My own final thought on this extraordinary occasion was that I had expected the hairs on
the back of my neck to stand up when Richard’s coffin appeared.
They did when I visited the actual site of his death at nearby Fenn Lane Farm last year and I
espied a row of thorn bushes. They were in my imagination descendants of the one where
Lord Stanley found Richard’s crown in 1485.
That they didn’t this time was possibly because the coffin was so utterly plain and bizarrely
pulled up Ambion Hill by 30 local army cadets in modern uniform.
Far better to have dressed them in medieval garb.
But it was a highly impressive and emotional day nonetheless, organised by Leicester’s
council, university and cathedral plus Bosworth Battlefield Museum.
And if Richard’s reputation stood at zero for hundreds of years, it now appears to be
approaching hero, with even the Bishop of Leicester and the Catholic Archbishop of
Westminster going into bat for him during their sermons.
And methinks that Leicestershire is now securely based in the English premier league of
tourist attractions.
And by the way . . .
THE discovery of Richard lll’s body under a Leicester car park came as no great surprise to
some Northampton history buffs.
Medieval expert David Baldwin has been telling adult history groups in the town for 22 years
that this is where he would be found.
He wrote in an historical journal in 1986: “It is possible . . . that sometime in the 21st
Century an excavator may yet reveal the slight remains of this famous monarch . . . most
probably . . . beneath the northern (St Martin’s) end of Grey Friars Street.”
This helped prompt the Richard lll Society to press for the dig and on March 21 he told a
packed lecture theatre at Leicester University why his researches made him so sure.
“It was claimed Richard’s bones had been thrown into the River Soar when the monasteries
were dissolved.
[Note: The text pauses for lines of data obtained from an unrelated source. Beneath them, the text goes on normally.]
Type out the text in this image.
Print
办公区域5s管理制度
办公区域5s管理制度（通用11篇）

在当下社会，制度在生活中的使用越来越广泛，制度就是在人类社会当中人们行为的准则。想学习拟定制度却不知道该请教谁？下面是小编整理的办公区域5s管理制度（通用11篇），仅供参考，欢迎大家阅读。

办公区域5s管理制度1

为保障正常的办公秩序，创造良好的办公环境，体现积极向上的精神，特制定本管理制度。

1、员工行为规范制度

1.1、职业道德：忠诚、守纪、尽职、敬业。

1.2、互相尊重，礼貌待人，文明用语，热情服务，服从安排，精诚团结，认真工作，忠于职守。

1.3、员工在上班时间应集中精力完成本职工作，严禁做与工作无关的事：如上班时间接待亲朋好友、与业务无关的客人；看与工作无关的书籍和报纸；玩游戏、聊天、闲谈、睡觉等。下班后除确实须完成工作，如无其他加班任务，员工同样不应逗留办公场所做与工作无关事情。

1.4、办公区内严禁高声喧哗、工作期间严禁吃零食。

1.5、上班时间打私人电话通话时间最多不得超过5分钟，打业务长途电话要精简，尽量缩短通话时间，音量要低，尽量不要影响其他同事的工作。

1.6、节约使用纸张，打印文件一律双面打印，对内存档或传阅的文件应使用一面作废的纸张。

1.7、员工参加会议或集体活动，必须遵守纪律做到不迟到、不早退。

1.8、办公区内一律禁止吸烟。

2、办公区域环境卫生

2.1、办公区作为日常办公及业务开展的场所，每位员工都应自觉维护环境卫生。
But this account had been written 70 years later and I wasn’t inclined to
believe it,” he said.
“The mayor of Leicester later built a house on the site and erected a stone pillar to mark
Richard’s grave. This disappeared – probably during the Civil War - but its existence had
been well documented and indicates the mayor was sure he had Richard’s remains.”
David, 66, from Leicester and an author of several acclaimed books on the Plantagenets,was
giving interviews to media from all over the world last week.
“Richard lll is now more popular than he’s ever been,” he said. “No other king has caught
the same imagination.
“Shakespeare made him into an arch-villain but to find more about his character we’ll have
to keep digging. Only this time it will be in the archives.”